I don’t make resolutions. I found out long ago that making a resolution was an exercise in futility that generally ended up frustrating me because I couldn’t carry it out. Lose weight? Good idea…but didn’t happen. Sleep more by going to bed earlier and sleeping later. Great idea…again, didn’t happen. So, after years of promising myself that I would do better, I changed my resolution to a focus word. I have been doing that for the last five or so years now. My focus word for 2024 was “trust.” I have always had difficulty trusting people after my father disappointed me so much, so I also had problems trusting God. I didn’t (and sometimes still don’t) want to relinquish control. Having “trust” as my focus word made me more mindful of when I was holding too tightly to the reins and not trusting God to be in loving control.
This year’s word is “listen.” I thought I was listening to others and to God, but I have discovered through self-reflection that I was treating God just like I do people.

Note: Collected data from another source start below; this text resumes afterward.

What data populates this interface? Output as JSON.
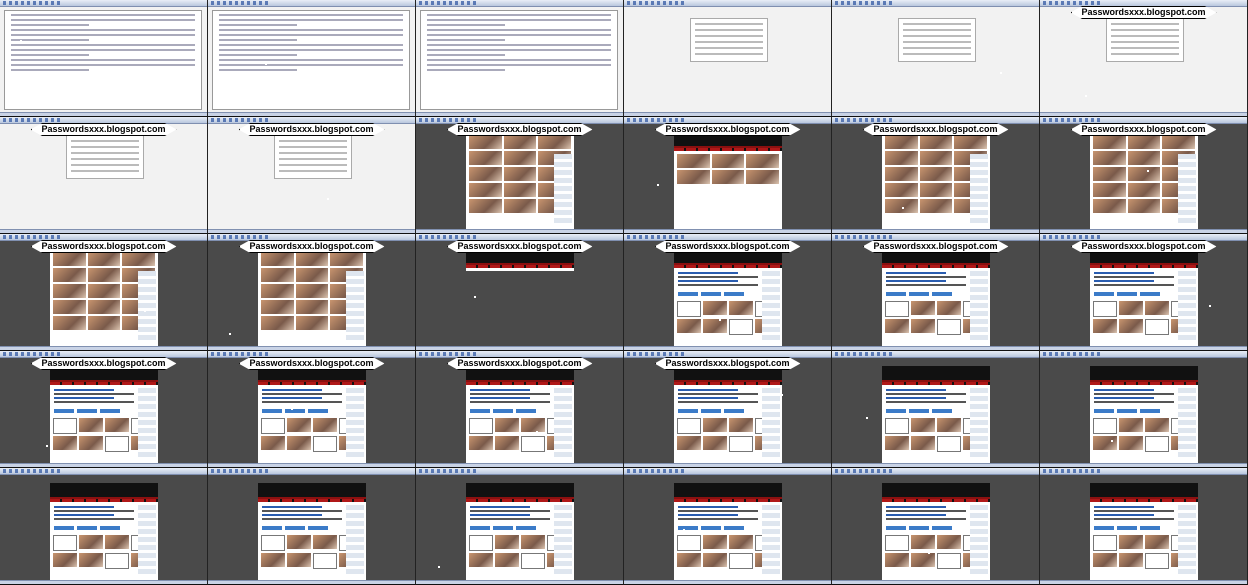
{
  "grid": {
    "rows": 5,
    "cols": 6
  },
  "watermark_text": "Passwordsxxx.blogspot.com",
  "frames": [
    {
      "view": "settings",
      "watermark": false
    },
    {
      "view": "settings",
      "watermark": false
    },
    {
      "view": "settings",
      "watermark": false
    },
    {
      "view": "dialog",
      "watermark": false
    },
    {
      "view": "dialog",
      "watermark": false
    },
    {
      "view": "dialog",
      "watermark": true
    },
    {
      "view": "dialog",
      "watermark": true
    },
    {
      "view": "dialog",
      "watermark": true
    },
    {
      "view": "gallery",
      "watermark": true
    },
    {
      "view": "banner",
      "watermark": true
    },
    {
      "view": "gallery",
      "watermark": true
    },
    {
      "view": "gallery",
      "watermark": true
    },
    {
      "view": "gallery",
      "watermark": true
    },
    {
      "view": "gallery",
      "watermark": true
    },
    {
      "view": "header",
      "watermark": true
    },
    {
      "view": "login",
      "watermark": true
    },
    {
      "view": "login",
      "watermark": true
    },
    {
      "view": "login",
      "watermark": true
    },
    {
      "view": "login",
      "watermark": true
    },
    {
      "view": "login",
      "watermark": true
    },
    {
      "view": "login",
      "watermark": true
    },
    {
      "view": "login",
      "watermark": true
    },
    {
      "view": "login",
      "watermark": false
    },
    {
      "view": "login",
      "watermark": false
    },
    {
      "view": "login",
      "watermark": false
    },
    {
      "view": "login",
      "watermark": false
    },
    {
      "view": "login",
      "watermark": false
    },
    {
      "view": "login",
      "watermark": false
    },
    {
      "view": "login",
      "watermark": false
    },
    {
      "view": "login",
      "watermark": false
    }
  ]
}
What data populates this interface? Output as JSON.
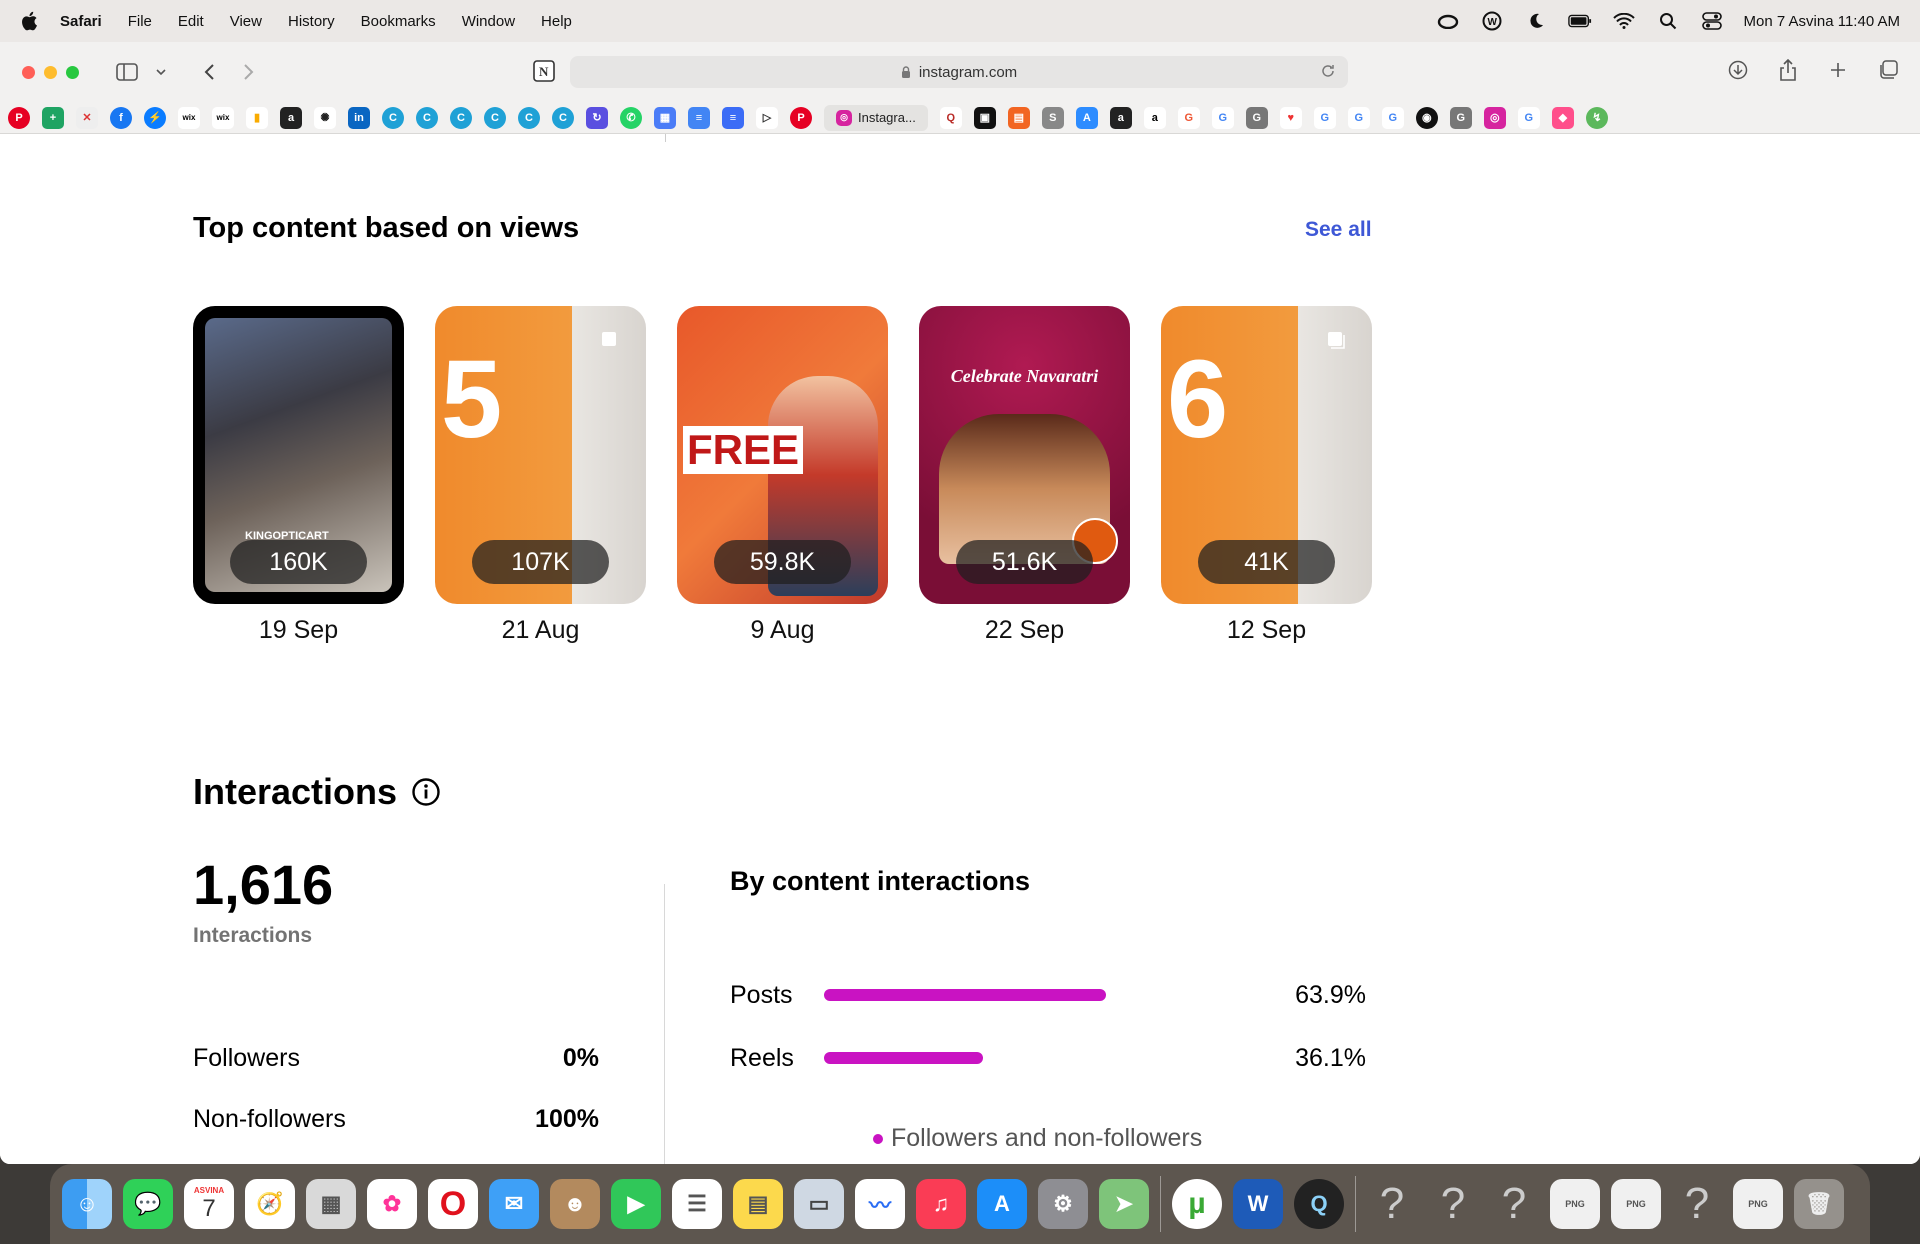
{
  "menubar": {
    "app_name": "Safari",
    "items": [
      "File",
      "Edit",
      "View",
      "History",
      "Bookmarks",
      "Window",
      "Help"
    ],
    "clock": "Mon 7 Asvina  11:40 AM"
  },
  "browser": {
    "url": "instagram.com",
    "active_tab_label": "Instagra..."
  },
  "top_content": {
    "title": "Top content based on views",
    "see_all": "See all",
    "items": [
      {
        "views": "160K",
        "date": "19 Sep",
        "overlay": "KINGOPTICART",
        "bg": "#2b2a2a"
      },
      {
        "views": "107K",
        "date": "21 Aug",
        "overlay": "5",
        "bg": "#f08a2c"
      },
      {
        "views": "59.8K",
        "date": "9 Aug",
        "overlay": "FREE",
        "bg": "#e8582a"
      },
      {
        "views": "51.6K",
        "date": "22 Sep",
        "overlay": "Celebrate Navaratri",
        "bg": "#8a1240"
      },
      {
        "views": "41K",
        "date": "12 Sep",
        "overlay": "6",
        "bg": "#f08a2c"
      }
    ]
  },
  "interactions": {
    "title": "Interactions",
    "total": "1,616",
    "total_label": "Interactions",
    "split": [
      {
        "label": "Followers",
        "value": "0%"
      },
      {
        "label": "Non-followers",
        "value": "100%"
      }
    ],
    "by_content_title": "By content interactions",
    "by_content": [
      {
        "label": "Posts",
        "value": "63.9%",
        "fraction": 0.639
      },
      {
        "label": "Reels",
        "value": "36.1%",
        "fraction": 0.361
      }
    ],
    "legend": "Followers and non-followers",
    "accent": "#c913c2"
  },
  "dock": {
    "calendar_month": "ASVINA",
    "calendar_day": "7"
  }
}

I was always thinking about the next thing I would say instead of listening with complete attention to what He was saying. So, for this year, I want to try to work on my active listening skills, with people and with God.
Honestly, I made excuses for my behavior, telling myself that at my age, if I didn’t say my thoughts, chances are I would forget them. God has been dealing with me about trusting Him to help me remember what I want to say and, in the meantime, to actually listen. You’re probably saying to yourself that listening isn’t hard and shouldn’t require practice. But ask yourself how many times you listen so attentively that you can paraphrase what the person said and respond to it appropriately. How many times do you “zone out” or interrupt? For me, it isn’t easy to listen attentively and actively, so that is why it’s my focus word.

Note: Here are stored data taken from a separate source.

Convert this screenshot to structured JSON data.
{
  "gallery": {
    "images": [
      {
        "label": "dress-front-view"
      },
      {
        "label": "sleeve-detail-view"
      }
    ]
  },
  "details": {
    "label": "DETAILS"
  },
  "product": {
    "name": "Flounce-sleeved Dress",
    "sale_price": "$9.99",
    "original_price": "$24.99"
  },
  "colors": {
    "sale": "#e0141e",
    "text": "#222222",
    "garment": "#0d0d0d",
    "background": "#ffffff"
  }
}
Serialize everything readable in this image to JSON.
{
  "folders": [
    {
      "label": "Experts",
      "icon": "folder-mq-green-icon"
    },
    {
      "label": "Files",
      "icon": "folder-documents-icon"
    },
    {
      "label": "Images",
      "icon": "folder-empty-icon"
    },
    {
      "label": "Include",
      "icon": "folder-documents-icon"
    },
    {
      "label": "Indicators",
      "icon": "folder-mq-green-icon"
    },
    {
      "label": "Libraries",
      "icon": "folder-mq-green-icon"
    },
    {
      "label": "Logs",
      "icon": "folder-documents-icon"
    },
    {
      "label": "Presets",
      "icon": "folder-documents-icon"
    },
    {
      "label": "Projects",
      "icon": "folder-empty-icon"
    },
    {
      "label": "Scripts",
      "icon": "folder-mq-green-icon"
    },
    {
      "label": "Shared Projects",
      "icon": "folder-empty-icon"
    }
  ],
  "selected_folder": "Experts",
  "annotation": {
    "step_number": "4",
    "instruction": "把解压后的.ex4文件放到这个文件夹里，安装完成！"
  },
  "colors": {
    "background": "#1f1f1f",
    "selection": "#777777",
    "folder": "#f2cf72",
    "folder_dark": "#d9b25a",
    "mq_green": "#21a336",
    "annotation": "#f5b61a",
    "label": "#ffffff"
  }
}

I found this graphic online to help me to remember what active listening looks like.

The big one for me is DO NOT TALK! God will be speaking to me through His Word and I want to express my opinions to Him. That shouldn’t be happening. I can talk to God when He is done talking to me, and not one minute before. Can you imagine Jesus interrupting the Father and telling Him just what He thought about the whole crucifixion thing? I am pretty sure that Jesus spent a lot of time listening to the Father because He consistently quoted the Scriptures in His teaching.
My point is simple. I wish for you all to have a happy, safe and healthy new year. Of course, I want that for me, too. But I also want to learn to be a better listener, someone with empathy and compassion, not someone who comes across as just too busy to take time to listen. And I want to hear what the Father is saying because He is the One with all of the wisdom, so I am thinking that listening to Him may improve my ability to apply wisdom to the circumstances of my life. At the very least, I want to be more aware of when I am actively listening and try to improve my stats on that skill.